Domanda di rito: in un paese che non legge, ha senso investire ancora in cultura?

«È una scommessa e al tempo stesso un rischio, ma sì, ne vale assolutamente la pena. Perché il livello di difficoltà per raggiungere nuovi lettori è direttamente proporzionale alla soddisfazione ricevuta nel momento si riesce a conquistarli e a far sì che tornino per poter scoprire nuove storie. In quel momento, quando si riesce a superare la prima barriera di difesa, si apre un mondo di possibilità: ecco perché la sfida spetta anche al fumetto, nel raccontare tipi di storie sempre più importanti e che si avvicino ai gusti di tutti i lettori».

Sappiamo che sei stato a Palermo per incontrare i ragazzi della Scuola del Fumetto di Palermo per aiutarli con i loro progetti editoriali, che livello di preparazione hai trovato?

«Con Salvo e Antonino (e tutto il resto dello staff) della Scuola del Fumetto di Palermo si è creato uno splendido rapporto fin da subito. Li ho conosciuti ormai un paio di anni fa e sono rimasto piacevolmente sorpreso dal loro approccio genuino e altamente professionale verso l’insegnamento del fumetto. L’approccio della Scuola del Fumetto di Palermo fa sì che i ragazzi abbiano costantemente la possibilità di entrare a contatto con professionisti del settore,e questo è un aspetto fondamentale per capire come funziona davvero questo mondo. E i risultati si vedono: per la prima volta, quest’anno ho potuto valutare i progetti editoriali già dalle fasi del soggetto e della sceneggiatura, per poter accompagnare gli studenti al meglio verso quello che sarà il progetto finito: la qualità delle storie è molto alta e, se i ragazzi continueranno così anche una volta usciti dalla Scuola,credo proprio che per la maggior parte di loro il percorso sarà tutto in discesa!».

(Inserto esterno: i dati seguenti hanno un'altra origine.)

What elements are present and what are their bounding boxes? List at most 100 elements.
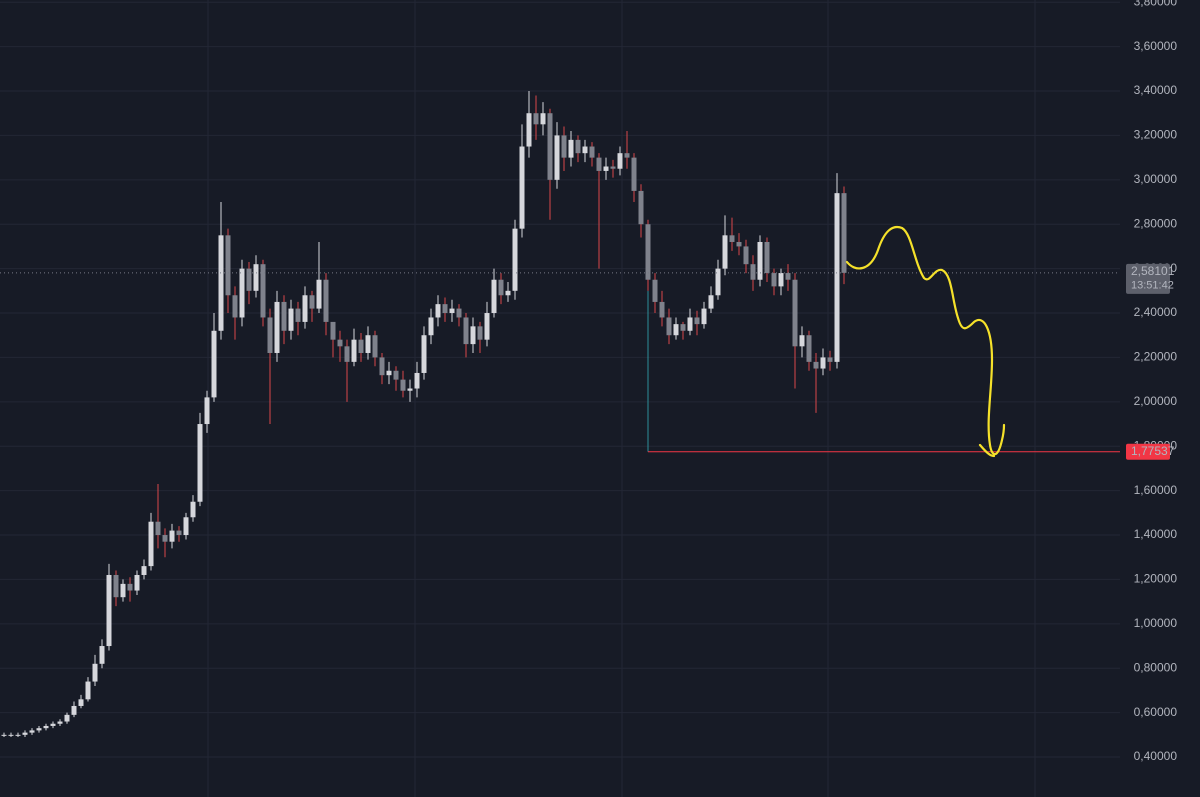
y-tick-label: 1,00000 — [1134, 616, 1178, 630]
candle-body — [666, 317, 672, 336]
candle-body — [232, 295, 238, 318]
candle-body — [694, 317, 700, 325]
candle-body — [134, 574, 140, 591]
candle-body — [64, 714, 70, 722]
candle-body — [631, 157, 637, 191]
price-axis-labels: 0,40000 0,60000 0,80000 1,00000 1,20000 1,400… — [1126, 0, 1177, 763]
candle-body — [99, 646, 105, 664]
candle-body — [799, 335, 805, 347]
candle-body — [106, 574, 112, 647]
candle-body — [792, 279, 798, 347]
candle-body — [421, 335, 427, 373]
candle-body — [22, 732, 28, 735]
candle-body — [211, 330, 217, 398]
y-tick-label: 0,40000 — [1134, 749, 1178, 763]
y-tick-label: 0,60000 — [1134, 705, 1178, 719]
candle-body — [323, 279, 329, 322]
vertical-grid — [207, 0, 1036, 797]
countdown-label: 13:51:42 — [1131, 280, 1174, 292]
y-tick-label: 2,20000 — [1134, 350, 1178, 364]
candle-body — [575, 139, 581, 154]
candle-body — [155, 521, 161, 536]
candle-body — [162, 535, 168, 542]
candle-body — [57, 721, 63, 724]
candle-body — [813, 361, 819, 369]
candle-body — [442, 304, 448, 314]
candle-body — [113, 574, 119, 598]
candle-body — [673, 324, 679, 336]
candle-body — [617, 153, 623, 169]
candle-body — [169, 530, 175, 542]
candle-body — [400, 379, 406, 391]
candle-body — [246, 268, 252, 291]
candle-body — [750, 264, 756, 280]
candle-body — [85, 681, 91, 700]
y-tick-label: 3,80000 — [1134, 0, 1178, 8]
candle-body — [820, 357, 826, 369]
candle-body — [729, 235, 735, 242]
candle-body — [533, 113, 539, 125]
candle-body — [148, 521, 154, 567]
candle-body — [428, 317, 434, 336]
candle-body — [764, 241, 770, 274]
candle-body — [309, 295, 315, 309]
candle-body — [526, 113, 532, 147]
candle-body — [239, 268, 245, 318]
candle-body — [505, 290, 511, 296]
candle-body — [43, 725, 49, 729]
candle-body — [827, 357, 833, 362]
candle-body — [274, 301, 280, 353]
candle-body — [50, 723, 56, 726]
candle-body — [435, 304, 441, 318]
y-tick-label: 3,00000 — [1134, 172, 1178, 186]
candle-body — [267, 317, 273, 353]
candle-body — [288, 308, 294, 331]
candle-body — [512, 228, 518, 291]
candle-body — [596, 157, 602, 171]
candle-body — [470, 326, 476, 345]
candles — [1, 91, 847, 738]
price-axis — [1120, 0, 1200, 797]
candle-body — [554, 135, 560, 180]
candle-body — [8, 734, 14, 736]
candle-body — [302, 295, 308, 322]
candle-body — [379, 357, 385, 376]
candle-body — [344, 346, 350, 362]
candle-body — [477, 326, 483, 340]
candle-body — [337, 339, 343, 347]
candle-body — [687, 317, 693, 331]
candle-body — [15, 734, 21, 736]
candle-body — [771, 273, 777, 287]
candle-body — [253, 264, 259, 291]
candle-body — [519, 146, 525, 229]
candle-body — [757, 241, 763, 280]
y-tick-label: 3,40000 — [1134, 83, 1178, 97]
level-label: 1,77537 — [1131, 444, 1175, 458]
last-price-label: 2,58101 — [1131, 264, 1175, 278]
candle-body — [722, 235, 728, 269]
candle-body — [785, 273, 791, 280]
y-tick-label: 2,00000 — [1134, 394, 1178, 408]
candle-body — [659, 301, 665, 318]
candle-body — [358, 339, 364, 353]
candle-body — [29, 730, 35, 733]
last-price-badge — [1126, 263, 1170, 294]
candle-body — [197, 424, 203, 502]
candle-body — [190, 501, 196, 518]
candle-body — [589, 146, 595, 158]
candle-body — [71, 705, 77, 715]
candle-body — [834, 193, 840, 362]
candle-body — [204, 397, 210, 425]
candle-body — [365, 335, 371, 353]
y-tick-label: 1,40000 — [1134, 527, 1178, 541]
y-tick-label: 1,60000 — [1134, 483, 1178, 497]
candle-body — [603, 166, 609, 171]
candle-body — [610, 166, 616, 169]
candle-body — [372, 335, 378, 358]
candle-body — [708, 295, 714, 309]
candle-body — [183, 517, 189, 536]
y-tick-label: 3,20000 — [1134, 128, 1178, 142]
candle-body — [351, 339, 357, 362]
overlay — [0, 272, 1120, 453]
candle-body — [92, 663, 98, 682]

Cosa pensi delle scuole di fumetto? Quanto incidono sul mercato dell’arte sequenziale?

«Penso che siano un ottimo modo per entrare nel mondo del fumetto, sia mostrando quali sono davvero le tempistiche e le necessità della realizzazione di un fumetto sia mettendo in contatto i ragazzi con i professionisti del settore. In questo senso, credo che l’approccio delle scuole debba essere costantemente orientato verso l’aspetto pratico del mercato: cosa si aspetta il mercato da un artista?Talento artistico e professionalità sono due facce della stessa medaglia? Quanto è importante rispettare una consegna? Quanto è importante porsi nel migliore dei modi verso una Casa editrice? Tutte domande che dovrebbero trovare una risposta se si vuole dare un’immagine veritiera e attuale del mercato».

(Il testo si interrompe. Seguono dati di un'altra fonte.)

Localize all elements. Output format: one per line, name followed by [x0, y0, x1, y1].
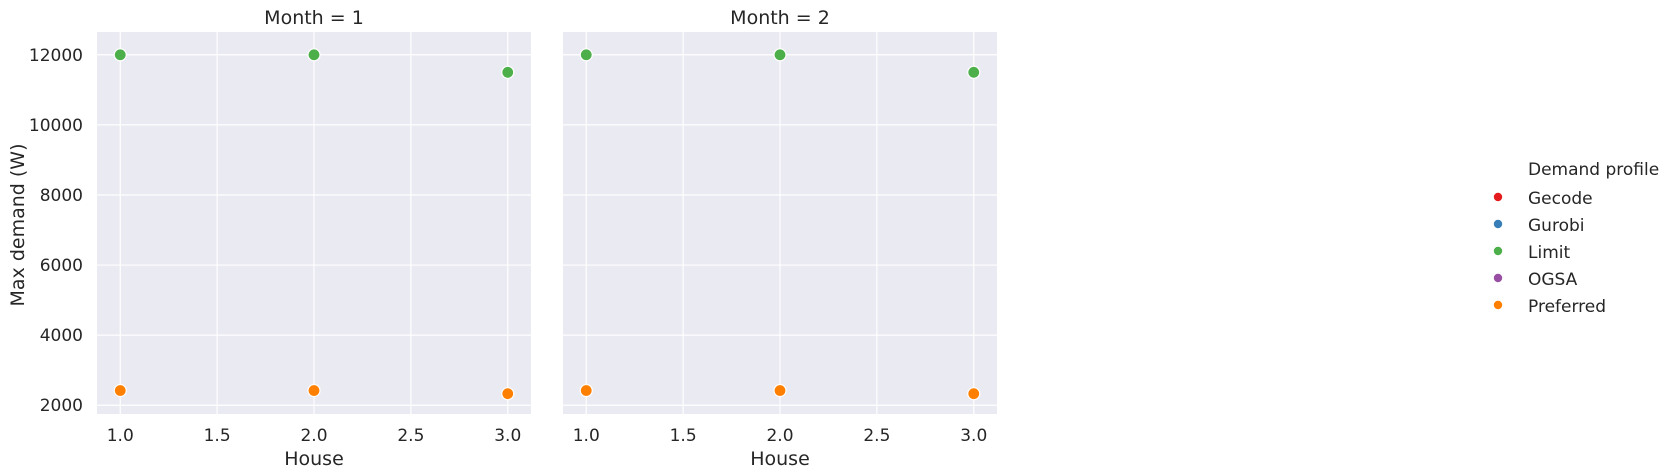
legend-label-ogsa: OGSA: [1528, 270, 1578, 290]
panel-title: Month = 2: [730, 7, 830, 29]
legend-label-limit: Limit: [1528, 243, 1570, 263]
legend-label-gurobi: Gurobi: [1528, 216, 1584, 236]
panel-2: 1.0 1.5 2.0 2.5 3.0 Month = 2 House: [563, 7, 997, 470]
point-preferred-2: [773, 383, 787, 398]
point-preferred-2: [307, 383, 321, 398]
point-limit-2: [773, 48, 787, 62]
panel-title: Month = 1: [264, 7, 364, 29]
x-tick-label: 1.5: [670, 426, 697, 446]
panel-1: 1.0 1.5 2.0 2.5 3.0 2000 4000 6000 8000 10000 1200…: [29, 7, 531, 470]
legend-title: Demand profile: [1528, 160, 1659, 180]
legend-label-gecode: Gecode: [1528, 189, 1593, 209]
x-tick-label: 3.0: [494, 426, 521, 446]
legend-marker-ogsa: [1493, 273, 1503, 283]
y-tick-label: 8000: [40, 186, 83, 206]
y-tick-label: 12000: [29, 46, 83, 66]
x-tick-label: 2.5: [863, 426, 890, 446]
y-axis-label: Max demand (W): [7, 144, 29, 307]
point-limit-3: [967, 65, 981, 79]
legend-marker-gecode: [1493, 192, 1503, 202]
point-preferred-3: [501, 387, 515, 401]
legend: Demand profile Gecode Gurobi Limit OGSA Pref…: [1493, 160, 1659, 317]
point-limit-2: [307, 48, 321, 62]
legend-marker-preferred: [1493, 300, 1503, 310]
point-preferred-1: [113, 383, 127, 398]
x-tick-label: 1.0: [107, 426, 134, 446]
panels: 1.0 1.5 2.0 2.5 3.0 2000 4000 6000 8000 10000 1200…: [29, 7, 997, 470]
y-tick-label: 6000: [40, 256, 83, 276]
x-tick-label: 2.0: [300, 426, 327, 446]
x-axis-label: House: [750, 448, 810, 470]
legend-marker-limit: [1493, 246, 1503, 256]
x-tick-label: 2.5: [397, 426, 424, 446]
point-limit-1: [113, 48, 127, 62]
point-limit-3: [501, 65, 515, 79]
point-limit-1: [579, 48, 593, 62]
y-tick-label: 2000: [40, 396, 83, 416]
y-tick-label: 10000: [29, 116, 83, 136]
x-tick-label: 3.0: [960, 426, 987, 446]
y-tick-label: 4000: [40, 326, 83, 346]
legend-marker-gurobi: [1493, 219, 1503, 229]
x-tick-label: 1.5: [204, 426, 231, 446]
legend-label-preferred: Preferred: [1528, 297, 1606, 317]
x-tick-label: 2.0: [766, 426, 793, 446]
x-tick-label: 1.0: [573, 426, 600, 446]
x-axis-label: House: [284, 448, 344, 470]
point-preferred-3: [967, 387, 981, 401]
point-preferred-1: [579, 383, 593, 398]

Molti giovani oggi vogliono lavorare in questo ambito, vista la tua esperienza, come consigli di loro di approcciarsi al lavoro professionale?

«Una cosa che mi preme dire sempre nel momento in cui valuto i progetti dei ragazzi nelle scuole è che, quando ci si propone a una Casa editrice, l’autore sta parlando per il proprio lavoro tanto quanto il lavoro stesso. Non basta presentare un progetto realizzato benissimo,bisogna anche dimostrarsi professionali. La professionalità ha lo stesso peso del talento artistico, perché sapersi porre nei confronti della Casa editrice (prima) e del pubblico (dopo)è importante tanto quanto raccontare belle storie e conoscere il linguaggio del fumetto. Perciò il mio consiglio è di lavorare tanto, tutti i giorni, senza mai sottovalutare il lato umano di questo lavoro».